Pere Perez handles art duties for this issue. He has been a fairly steady hand for the title throughout its run as several artists have contributed panels over the course of two years, including Lee Garbett and Dustin Nguyen. Perez draws fluid scenes with dynamic action. The panels are clean with varied layouts, enhanced by his inking that seems more precise than other issues where he has taken over the art duties.
Miller’s approach to this title is very reminiscent to Josh Whedon’s approach to his pinnacle character Buffy Summers. Both share the same premise of compelling women struggling with day and night jobs.
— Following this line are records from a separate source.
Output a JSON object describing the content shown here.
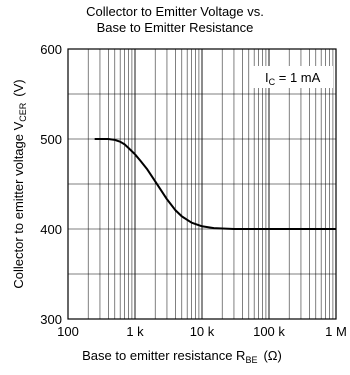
{
  "chart_data": {
    "type": "line",
    "title_line1": "Collector to Emitter Voltage vs.",
    "title_line2": "Base to Emitter Resistance",
    "xlabel": {
      "main": "Base to emitter resistance  R",
      "sub": "BE",
      "unit": "(Ω)"
    },
    "ylabel": {
      "main": "Collector to emitter voltage  V",
      "sub": "CER",
      "unit": "(V)"
    },
    "annotation": {
      "main": "I",
      "sub": "C",
      "rest": " = 1 mA"
    },
    "x_scale": "log",
    "xlim": [
      100,
      1000000
    ],
    "ylim": [
      300,
      600
    ],
    "x_ticks": [
      {
        "value": 100,
        "label": "100"
      },
      {
        "value": 1000,
        "label": "1 k"
      },
      {
        "value": 10000,
        "label": "10 k"
      },
      {
        "value": 100000,
        "label": "100 k"
      },
      {
        "value": 1000000,
        "label": "1 M"
      }
    ],
    "y_ticks": [
      {
        "value": 300,
        "label": "300"
      },
      {
        "value": 400,
        "label": "400"
      },
      {
        "value": 500,
        "label": "500"
      },
      {
        "value": 600,
        "label": "600"
      }
    ],
    "y_minor_step": 50,
    "grid": true,
    "series": [
      {
        "x": [
          250,
          300,
          400,
          500,
          600,
          700,
          800,
          1000,
          1200,
          1500,
          2000,
          2500,
          3000,
          4000,
          5000,
          7000,
          10000,
          15000,
          20000,
          30000,
          40000,
          100000,
          1000000
        ],
        "y": [
          500,
          500,
          500,
          499,
          497,
          494,
          490,
          483,
          476,
          467,
          453,
          442,
          433,
          421,
          414,
          407,
          403,
          401,
          400.5,
          400,
          400,
          400,
          400
        ]
      }
    ],
    "colors": {
      "line": "#000000",
      "grid": "#000000"
    }
  }
}
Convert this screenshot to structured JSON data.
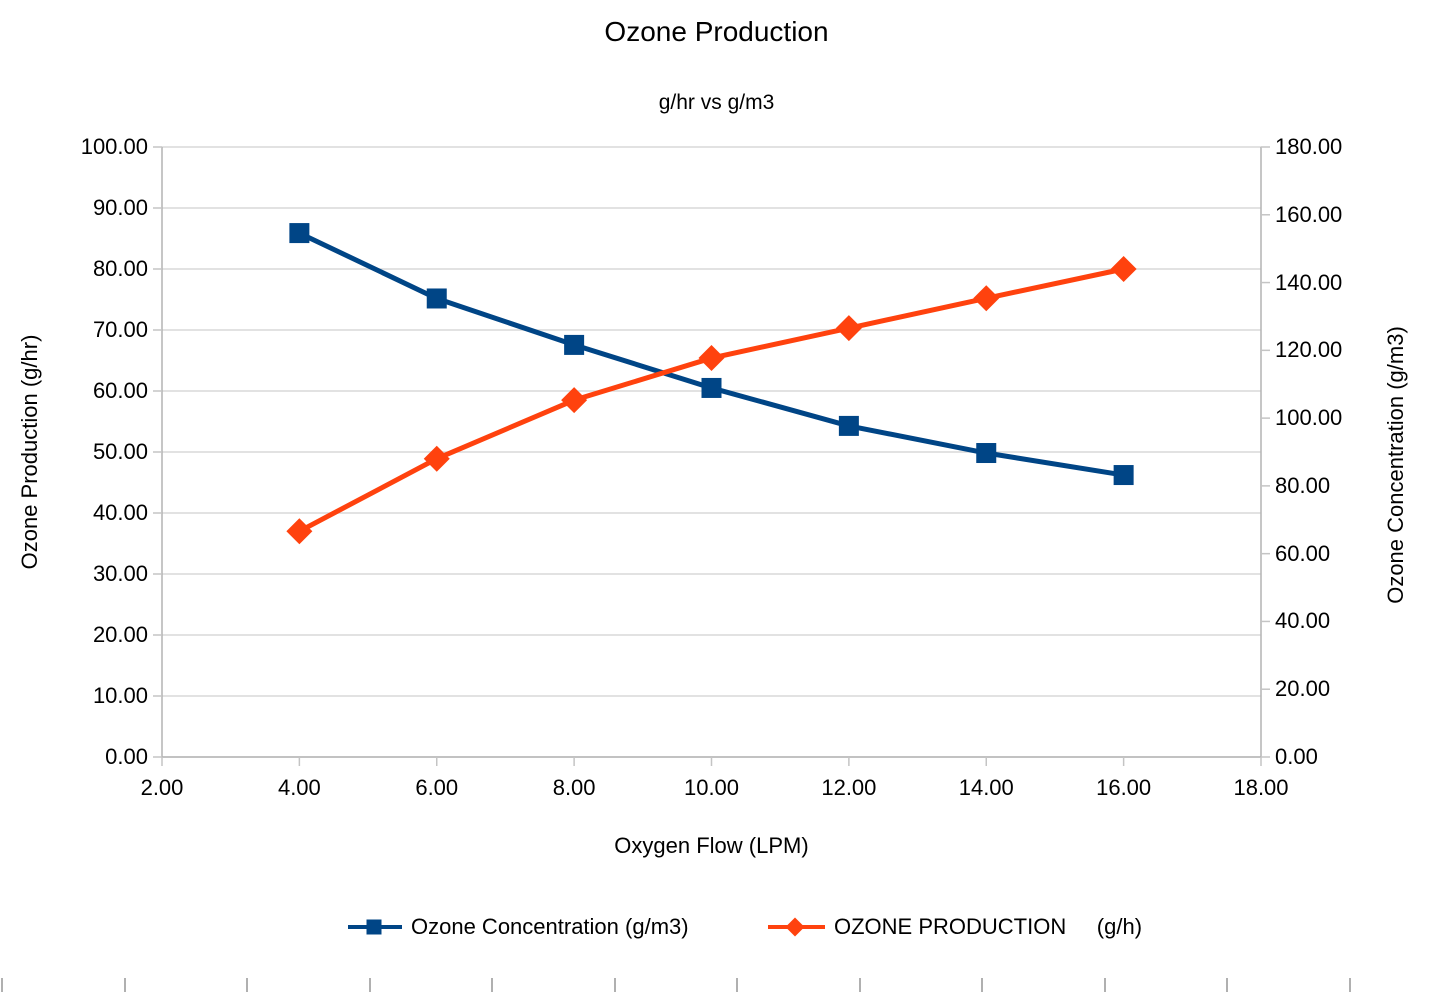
{
  "chart": {
    "title": "Ozone Production",
    "subtitle": "g/hr vs g/m3",
    "x_axis": {
      "title": "Oxygen Flow (LPM)",
      "tick_labels": [
        "2.00",
        "4.00",
        "6.00",
        "8.00",
        "10.00",
        "12.00",
        "14.00",
        "16.00",
        "18.00"
      ]
    },
    "y_left": {
      "title": "Ozone Production (g/hr)",
      "tick_labels": [
        "0.00",
        "10.00",
        "20.00",
        "30.00",
        "40.00",
        "50.00",
        "60.00",
        "70.00",
        "80.00",
        "90.00",
        "100.00"
      ]
    },
    "y_right": {
      "title": "Ozone Concentration (g/m3)",
      "tick_labels": [
        "0.00",
        "20.00",
        "40.00",
        "60.00",
        "80.00",
        "100.00",
        "120.00",
        "140.00",
        "160.00",
        "180.00"
      ]
    },
    "legend": {
      "position": "bottom",
      "entries": [
        {
          "label": "Ozone Concentration (g/m3)",
          "marker": "square",
          "color": "#004586"
        },
        {
          "label": "OZONE PRODUCTION     (g/h)",
          "marker": "diamond",
          "color": "#FF420E"
        }
      ]
    }
  },
  "chart_data": {
    "type": "line",
    "title": "Ozone Production",
    "subtitle": "g/hr vs g/m3",
    "xlabel": "Oxygen Flow (LPM)",
    "x": [
      4,
      6,
      8,
      10,
      12,
      14,
      16
    ],
    "x_range": [
      2,
      18
    ],
    "x_tick_step": 2,
    "grid": "horizontal",
    "legend_position": "bottom",
    "y_left": {
      "label": "Ozone Production (g/hr)",
      "range": [
        0,
        100
      ],
      "tick_step": 10
    },
    "y_right": {
      "label": "Ozone Concentration (g/m3)",
      "range": [
        0,
        180
      ],
      "tick_step": 20
    },
    "series": [
      {
        "name": "Ozone Concentration (g/m3)",
        "axis": "right",
        "color": "#004586",
        "marker": "square",
        "values": [
          154.6,
          135.3,
          121.6,
          108.9,
          97.7,
          89.7,
          83.2
        ]
      },
      {
        "name": "OZONE PRODUCTION (g/h)",
        "axis": "left",
        "color": "#FF420E",
        "marker": "diamond",
        "values": [
          37.0,
          48.9,
          58.5,
          65.4,
          70.3,
          75.2,
          80.0
        ]
      }
    ]
  },
  "colors": {
    "series_blue": "#004586",
    "series_orange": "#FF420E",
    "gridline": "#d9d9d9",
    "axis_line": "#b3b3b3",
    "axis_tick": "#c4c4c4",
    "ruler_tick": "#b0b0b0",
    "background": "#ffffff",
    "text": "#000000"
  },
  "ruler": {
    "tick_count": 12
  }
}
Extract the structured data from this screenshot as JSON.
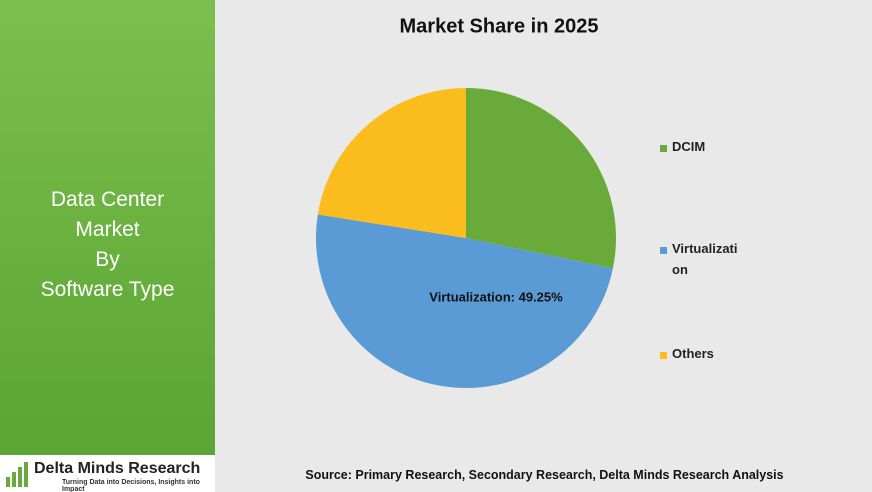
{
  "panel": {
    "lines": [
      "Data Center",
      "Market",
      "By",
      "Software Type"
    ]
  },
  "logo": {
    "name": "Delta Minds Research",
    "tagline": "Turning Data into Decisions, Insights into Impact"
  },
  "chart_data": {
    "type": "pie",
    "title": "Market Share in 2025",
    "categories": [
      "DCIM",
      "Virtualization",
      "Others"
    ],
    "values": [
      28.25,
      49.25,
      22.5
    ],
    "value_labels": [
      null,
      "Virtualization: 49.25%",
      null
    ],
    "colors": [
      "#6aaa3a",
      "#5b9bd5",
      "#fbbd1e"
    ],
    "legend": "right"
  },
  "source": "Source: Primary Research, Secondary Research, Delta Minds Research Analysis"
}
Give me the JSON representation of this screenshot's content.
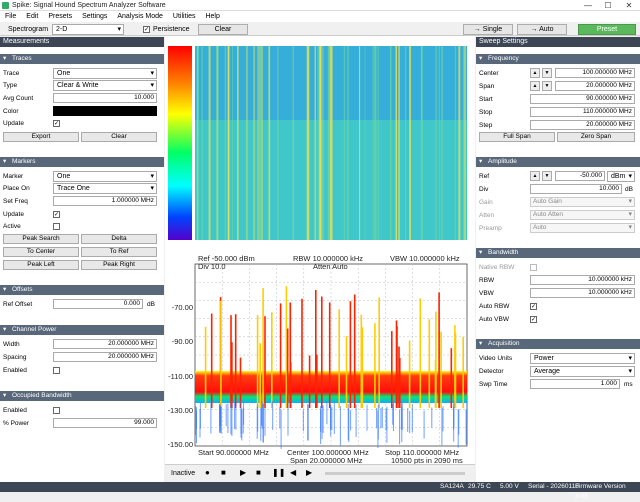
{
  "app": {
    "title": "Spike: Signal Hound Spectrum Analyzer Software",
    "min": "—",
    "max": "☐",
    "close": "✕"
  },
  "menu": [
    "File",
    "Edit",
    "Presets",
    "Settings",
    "Analysis Mode",
    "Utilities",
    "Help"
  ],
  "toolbar": {
    "spectrogram_label": "Spectrogram",
    "spectrogram_value": "2-D",
    "persistence_label": "Persistence",
    "clear": "Clear",
    "single": "Single",
    "auto": "Auto",
    "preset": "Preset"
  },
  "left": {
    "title": "Measurements",
    "traces": {
      "header": "Traces",
      "trace_label": "Trace",
      "trace_value": "One",
      "type_label": "Type",
      "type_value": "Clear & Write",
      "avg_label": "Avg Count",
      "avg_value": "10.000",
      "color_label": "Color",
      "update_label": "Update",
      "export": "Export",
      "clear": "Clear"
    },
    "markers": {
      "header": "Markers",
      "marker_label": "Marker",
      "marker_value": "One",
      "place_label": "Place On",
      "place_value": "Trace One",
      "setfreq_label": "Set Freq",
      "setfreq_value": "1.000000 MHz",
      "update_label": "Update",
      "active_label": "Active",
      "peak_search": "Peak Search",
      "delta": "Delta",
      "to_center": "To Center",
      "to_ref": "To Ref",
      "peak_left": "Peak Left",
      "peak_right": "Peak Right"
    },
    "offsets": {
      "header": "Offsets",
      "ref_label": "Ref Offset",
      "ref_value": "0.000",
      "ref_unit": "dB"
    },
    "channel": {
      "header": "Channel Power",
      "width_label": "Width",
      "width_value": "20.000000 MHz",
      "spacing_label": "Spacing",
      "spacing_value": "20.000000 MHz",
      "enabled_label": "Enabled"
    },
    "obw": {
      "header": "Occupied Bandwidth",
      "enabled_label": "Enabled",
      "power_label": "% Power",
      "power_value": "99.000"
    }
  },
  "right": {
    "title": "Sweep Settings",
    "freq": {
      "header": "Frequency",
      "center_label": "Center",
      "center_value": "100.000000 MHz",
      "span_label": "Span",
      "span_value": "20.000000 MHz",
      "start_label": "Start",
      "start_value": "90.000000 MHz",
      "stop_label": "Stop",
      "stop_value": "110.000000 MHz",
      "step_label": "Step",
      "step_value": "20.000000 MHz",
      "full_span": "Full Span",
      "zero_span": "Zero Span"
    },
    "amp": {
      "header": "Amplitude",
      "ref_label": "Ref",
      "ref_value": "-50.000",
      "ref_unit": "dBm",
      "div_label": "Div",
      "div_value": "10.000",
      "div_unit": "dB",
      "gain_label": "Gain",
      "gain_value": "Auto Gain",
      "atten_label": "Atten",
      "atten_value": "Auto Atten",
      "preamp_label": "Preamp",
      "preamp_value": "Auto"
    },
    "bw": {
      "header": "Bandwidth",
      "native_label": "Native RBW",
      "rbw_label": "RBW",
      "rbw_value": "10.000000 kHz",
      "vbw_label": "VBW",
      "vbw_value": "10.000000 kHz",
      "autorbw_label": "Auto RBW",
      "autovbw_label": "Auto VBW"
    },
    "acq": {
      "header": "Acquisition",
      "units_label": "Video Units",
      "units_value": "Power",
      "det_label": "Detector",
      "det_value": "Average",
      "swp_label": "Swp Time",
      "swp_value": "1.000",
      "swp_unit": "ms"
    }
  },
  "plot": {
    "ref": "Ref -50.000 dBm",
    "div": "Div 10.0",
    "rbw": "RBW 10.000000 kHz",
    "atten": "Atten Auto",
    "vbw": "VBW 10.000000 kHz",
    "start": "Start 90.000000 MHz",
    "center": "Center 100.000000 MHz",
    "span": "Span 20.000000 MHz",
    "stop": "Stop 110.000000 MHz",
    "pts": "10500 pts in 2090 ms",
    "yticks": [
      "-70.00",
      "-90.00",
      "-110.00",
      "-130.00",
      "-150.00"
    ]
  },
  "playback": {
    "status": "Inactive"
  },
  "statusbar": {
    "device": "SA124A",
    "temp": "29.75 C",
    "volt": "5.00 V",
    "serial": "Serial - 20260118",
    "firmware": "Firmware Version 3.03"
  },
  "colors": {
    "header": "#3c4654",
    "subheader": "#59677a",
    "preset": "#5cb85c"
  }
}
That’s not a criticism, as Miller has been blending both the creepy, campy and snarky very well, creating a satisfying series.
At times there have been narrative techniques drug out of the old bag of tricks… but they’ve worked. The artwork by the various artist employed has been workable at times… but it’s worked very well. Not eloquent high praise, but for 22 issues it worked. Consistency is far too undervalued. How do you want to spend your comics’ dollars? On a hit-or-miss title? Or on the consistently good?
For whatever reason, DC has decided to end this volume of Batgirl. Barbara Gordon will reclaim her former role, giving up her status as Oracle and giving up her wheelchair. One of the reasons stated for this reboot era is to bring more diversity to the DC Universe, yet somehow a popular, strong, handicapped, female superhero is not part of that diversity plan. How Gordon will rise from her current position has not been revealed, but it is happening. So too is the removal of Stephanie Brown as Batgirl.
What will be her place in the new DC Universe? Who knows? What is known is that after August 2011 Bryan Miller, Lee Garbett, Pere Perez, Guy Major and a host of others will no longer be creating a Batgirl comic starring Stephanie Brown. Dork Knight no more. Good night sweet, snarky, pointy-eared princess. Good night.